И она села, сделав вид, что приготовилась слушать.
— Идемте, доктор, — сказал король, направляясь к двери.
Жильбер низко поклонился королеве и собрался последовать за Людовиком XVI.
— Куда же вы? — воскликнула королева. — Как, вы уходите?
— Нам предстоит невеселый разговор, сударыня, и я хочу избавить королеву от лишних забот.
— Вы называете горести заботами! — величественно заметила королева.
— Тем более, моя дорогая.
— Останьтесь, я так хочу, — сказала она. — Господин Жильбер, надеюсь, вы меня послушаетесь.
— Господин Жильбер! Господин Жильбер! — король покачал головой, весьма раздосадованный.
— Так как же?
— Ну вот! Господин Жильбер должен был высказать свое мнение, должен был не чинясь, начистоту поговорить со мной, а теперь он не станет этого делать.
— Отчего же? — спросила королева.
— Оттого что вы тут, сударыня. Жильбер сделал едва заметное движение, которое королева не замедлила истолковать в свою пользу.
— Почему вы решили, — спросила она, чтобы его поддержать, — что мне не понравится, если господин Жильбер будет говорить начистоту?
— Это так понятно, сударыня, — отвечал король, — у вас своя политика; она не всегда совпадает с нашей.., поэтому…
— Поэтому, хотите вы сказать, господин Жильбер совершенно не согласен с моей политикой?
— Вероятно, ваше величество, — ответил Жильбер, — ведь вам известен мой образ мыслей. Но ваше величество можете быть совершенно уверены, что я так же открыто буду говорить правду в присутствии королевы, как и в присутствии одного короля.
— А, это уже кое-что, — сказала Мария-Антуанетта.
— Правду не всегда стоит говорить, — торопливо прошептал Людовик XVI.
— А ради пользы дела? — спросил Жильбер.
— Или просто из добрых побуждений? — добавила королева.
— В этом-то случае, конечно, — прервал Людовик XVI. — Но если бы вы были благоразумны, сударыня, вы позволили бы доктору быть совершенно откровенным… Это мне необходимо.
— Ваше величество, — ответил Жильбер, — поскольку королева сама хочет услышать правду, поскольку я знаю, что у ее величества довольно благородства и силы духа, чтобы выслушать всю правду, я предпочитаю обращаться к обоим моим властителям.
— Ваше величество, — сказала королева, — я этого требую.
— Я верю в мудрость вашего величества, — сказал Жильбер, поклонившись королеве. — Речь идет о счастье и славе его величества короля.
— И правильно делаете, что верите, — сказала королева. — Начинайте же, сударь.
— Все это прекрасно, — король по обыкновению упрямился, — но дело столь деликатное, что ваше присутствие весьма стеснило бы меня.
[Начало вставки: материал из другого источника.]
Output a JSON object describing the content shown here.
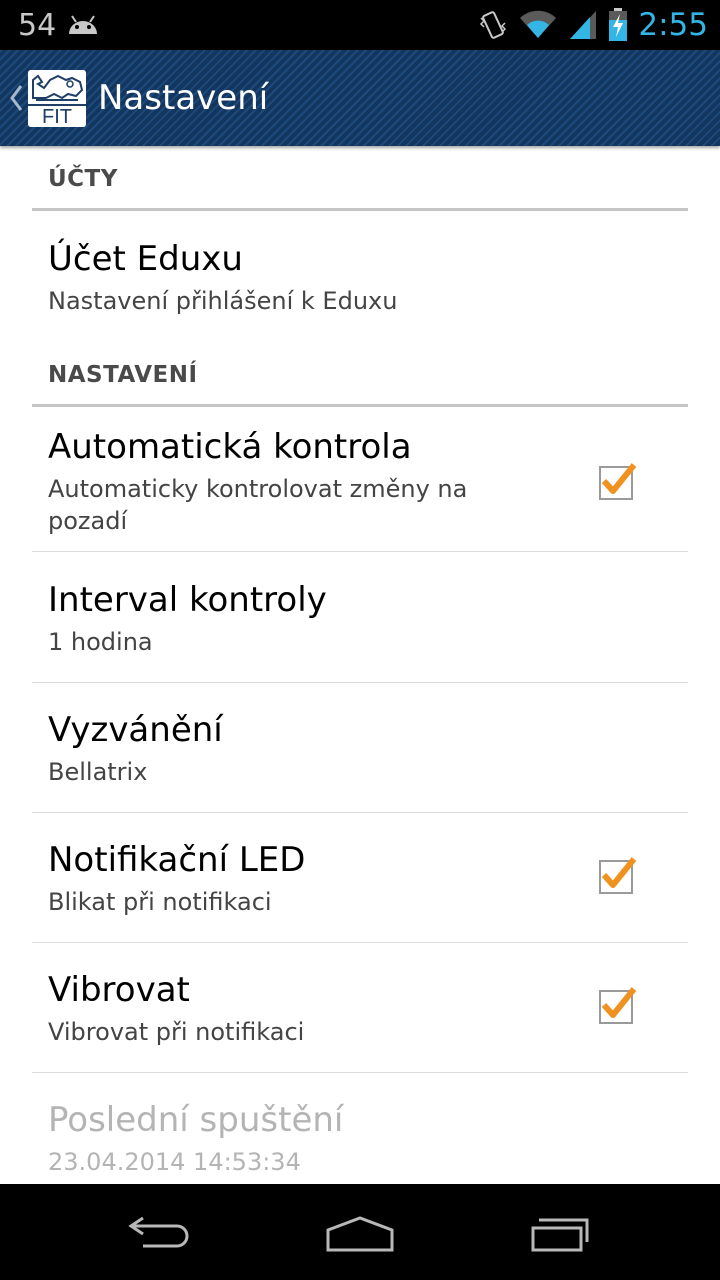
{
  "status_bar": {
    "notification_count": "54",
    "time": "2:55",
    "icons": [
      "android-icon",
      "vibrate-icon",
      "wifi-icon",
      "signal-icon",
      "battery-charging-icon"
    ]
  },
  "action_bar": {
    "logo_text": "FIT",
    "title": "Nastavení"
  },
  "sections": [
    {
      "header": "ÚČTY"
    },
    {
      "header": "NASTAVENÍ"
    }
  ],
  "preferences": {
    "account": {
      "title": "Účet Eduxu",
      "summary": "Nastavení přihlášení k Eduxu"
    },
    "auto_check": {
      "title": "Automatická kontrola",
      "summary": "Automaticky kontrolovat změny na pozadí",
      "checked": true
    },
    "interval": {
      "title": "Interval kontroly",
      "summary": "1 hodina"
    },
    "ringtone": {
      "title": "Vyzvánění",
      "summary": "Bellatrix"
    },
    "led": {
      "title": "Notifikační LED",
      "summary": "Blikat při notifikaci",
      "checked": true
    },
    "vibrate": {
      "title": "Vibrovat",
      "summary": "Vibrovat při notifikaci",
      "checked": true
    },
    "last_run": {
      "title": "Poslední spuštění",
      "summary": "23.04.2014 14:53:34",
      "enabled": false
    }
  },
  "nav_bar": {
    "icons": [
      "back-icon",
      "home-icon",
      "recent-apps-icon"
    ]
  },
  "colors": {
    "accent": "#33b5e5",
    "check": "#f0921f",
    "action_bar": "#13365e"
  }
}
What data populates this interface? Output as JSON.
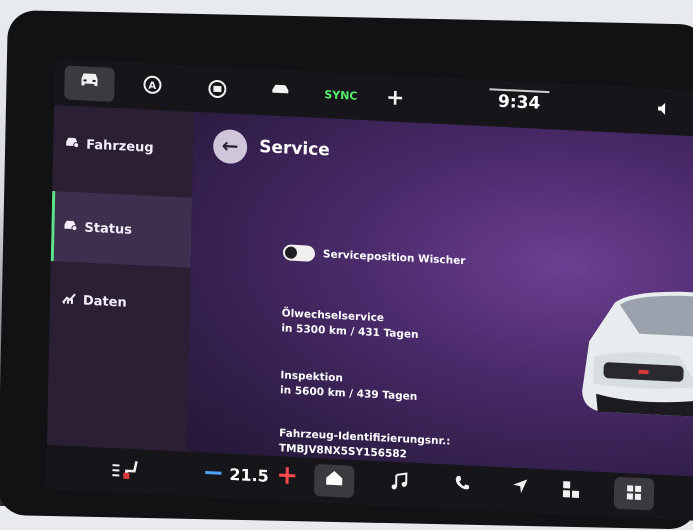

Королева теряла терпение; она встала, потом снова села, бросив на доктора холодный испытующий взгляд.
Людовик XVI, видя, что нет никакой возможности избежать этого допроса с пристрастием, тяжело вздохнул и опустился в кресло напротив доктора Жильбера.
— О чем идет речь? — спросила королева, когда члены этого, так сказать, новоявленного совета заняли свои места.
Жильбер в последний раз взглянул на короля, словно испрашивая позволения говорить со всей откровенностью.
— Бог мой, сударь, начинайте, — ответил король, — раз это угодно королеве.
— Итак, сударыня, — сказал доктор, — я вкратце объясню вашему величеству причину моего появления в Версале сегодня утром. Я явился, чтобы посоветовать его величеству отправиться в Париж.
Искра, упав на одну из сорока тысяч бочек пороха, хранившихся в подвалах городской Ратуши, не вызвала бы такого взрыва, какой вызвали эти слова.
— Король — в Париж! Король! О Боже! И королева издала вопль, от которого Людовик XVI вздрогнул.
— Ну вот! — произнес король, посмотрев на Жильбера. — Что я вам говорил, доктор?
— Король, — негодовала королева, — король должен отправиться в город, охваченный мятежом; король среди вил и кос; король среди людей, которые перерезали швейцарскую гвардию, убили де Лоне и де Флесселя; король на Ратушной площади, залитой кровью его защитников!.. Вы безумец, сударь, повторяю вам, вы безумец.
Жильбер опустил глаза, как человек, которого удерживает почтение, но не проронил ни слова в ответ.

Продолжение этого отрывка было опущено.